出版社によって「文化を後世に残す」「誰でも自由に本が読める」という図書館の偉大さが失われようとしている - GIGAZINE


インターネットアーカイブはこの訴訟について、「図書館による本の貸出を犯罪化する試みである」として出版社の主張を棄却する申し立てをニューヨークの連邦裁判所に提出。
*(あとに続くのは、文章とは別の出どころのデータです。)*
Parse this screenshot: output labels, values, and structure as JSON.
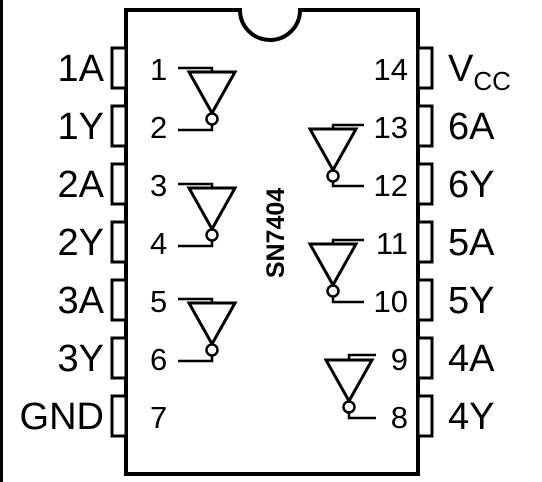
{
  "part_number": "SN7404",
  "left_pins": [
    {
      "label": "1A",
      "number": "1"
    },
    {
      "label": "1Y",
      "number": "2"
    },
    {
      "label": "2A",
      "number": "3"
    },
    {
      "label": "2Y",
      "number": "4"
    },
    {
      "label": "3A",
      "number": "5"
    },
    {
      "label": "3Y",
      "number": "6"
    },
    {
      "label": "GND",
      "number": "7"
    }
  ],
  "right_pins": [
    {
      "label": "V",
      "label_sub": "CC",
      "number": "14"
    },
    {
      "label": "6A",
      "number": "13"
    },
    {
      "label": "6Y",
      "number": "12"
    },
    {
      "label": "5A",
      "number": "11"
    },
    {
      "label": "5Y",
      "number": "10"
    },
    {
      "label": "4A",
      "number": "9"
    },
    {
      "label": "4Y",
      "number": "8"
    }
  ]
}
さらに、2022年7月8日には電子フロンティア財団がインターネットアーカイブの申し立てを支持する概要を連邦裁判所に提出し、「インターネットアーカイブの管理されたデジタル貸出プログラムは、著作権法の対象となるフェアユースの範囲内であり、デジタル世界の図書館貸出サービスは維持可能です」と主張しています。

電子フロンティア財団は「問題のタイトルがオンラインライブラリから削除されたときに他の本に比べて印刷物の売り上げがわずかに悪化した」という事実を元に、電子図書館が実際の本の市場に害を及ぼさないことを主張し、訴えを起こしている大手出版社が電子図書館により利益を失っていないと示しました。

出版者の訴訟は「図書館貸出の原則を攻撃している」としてしばしば批判を受けていますが、Hacker Newsではこの件に対し同様に電子図書館を支持する声の一方で、「インターネットアーカイブは著作権法的に不誠実な面があり、実用性によって合理的であると認められているのみです」「法を破ることによって法を変えることは、歴史上で起こってきたことではあっても、無謀な計画だと思います」などインターネットアーカイブに対して批判的な意見も集まっており、デジタル図書館と著作権法に対して議論が白熱しています。